Several years ago I lived just down the road from a farm that raised cows. It wasn’t a big farm but there were about 35 head of cattle, a fair number of chickens, and the occasional turkey being fattened up for the fall. Early each spring the number of cattle doubled during calving season and each spring I walked down to that farm to see the cute little calves with their big brown eyes all quietly suckling from utters that seemed to contain an endless supply of milk.
Their quiet suckling was part of the farm landscape all through summer and into early fall at which time the farmer would separate the calves from their mothers so that they could be weaned off their mothers’ milk and onto feed. You would not believe the noise a hungry calf can make. And no amount of conversation with the calf can convince them that this weaning is a good and necessary process that has been wisely discerned and ultimately healthy for their development. Those calves just keep on crying for the way it used to be.
Isn’t this how most of us feel when God weans us off a life of blessing and introduces us to the path of maturity? How many of us are whining at the gate wanting to go back to the days when our faith was simple and “Jesus” was the answer to every Sunday School question? How many of us remain unconvinced that learning to chew is going to benefit us in the long run?
Being involved in the work of God’s Kingdom requires that we be weaned from the simple suckling we did as new believers and begin to chew on the stuff that will help us grow into maturity. Those of us who seek the Kingdom need to learn to chew on the realities of injustice and suffering, racial reconciliation and the difficult work of true community, how we’re spending our money and the difficult work of true repentance. This weaning process is not always pleasant but it is necessary if we want to become “mature and complete, not lacking anything.” (James 1:4).
Today is Ash Wednesday and it marks the beginning of Lent, a church season where we are invited to wean ourselves off of anything that gets in the way of reaching full maturity in our relationship with Jesus Christ and his call to the Kingdom. We will enter into this season of Lent by having ashes placed on our foreheads as a symbol that we are ready to be weaned off of the old patterns that held us back from the full plan of God for our lives.
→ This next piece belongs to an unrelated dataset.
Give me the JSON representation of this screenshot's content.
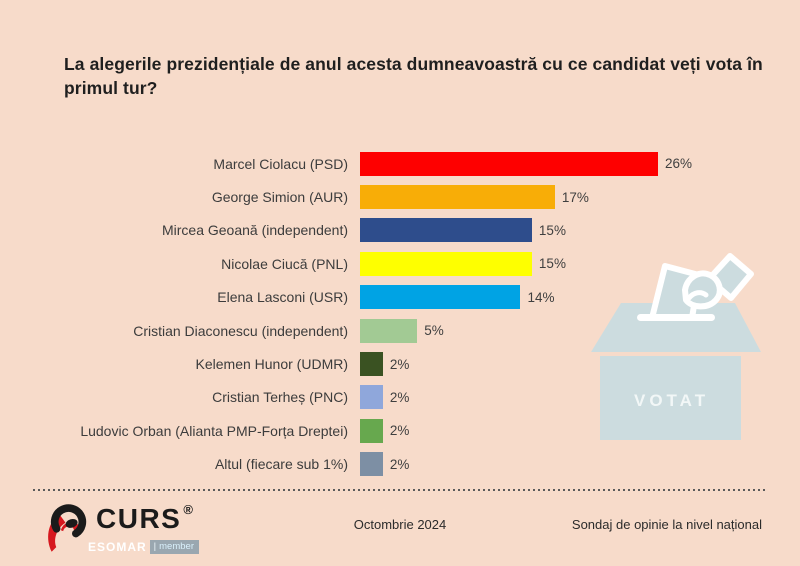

We will hear the words “Remember that you are dust and to dust you shall return." and we will allow ourselves to be marked as those who seek not just blessing but who willingly wean themselves so that they might reach full maturity.
This morning Allen Mitsuo Wakabayashi , author of the book Kingdom Come, will open God’s Word to us as we gather around the cross and consider what it looks like to be a mature kingdom people who willingly bearing the marks of the death and resurrection of Jesus and who look forward to the day when Jesus will return and put a final end to death and announce the resurrection of all things. Let me encourage as we worship together this morning to quit wasting your time crying at the gate for how it used to be…it is time to move forward into the kingdom. God is looking for women and men who desire to be fully weaned and mature and during this season of Lent I challenge you to the difficult task of weaning yourself off of anything that would hold you back from full kingdom maturity. Let’s grow up together!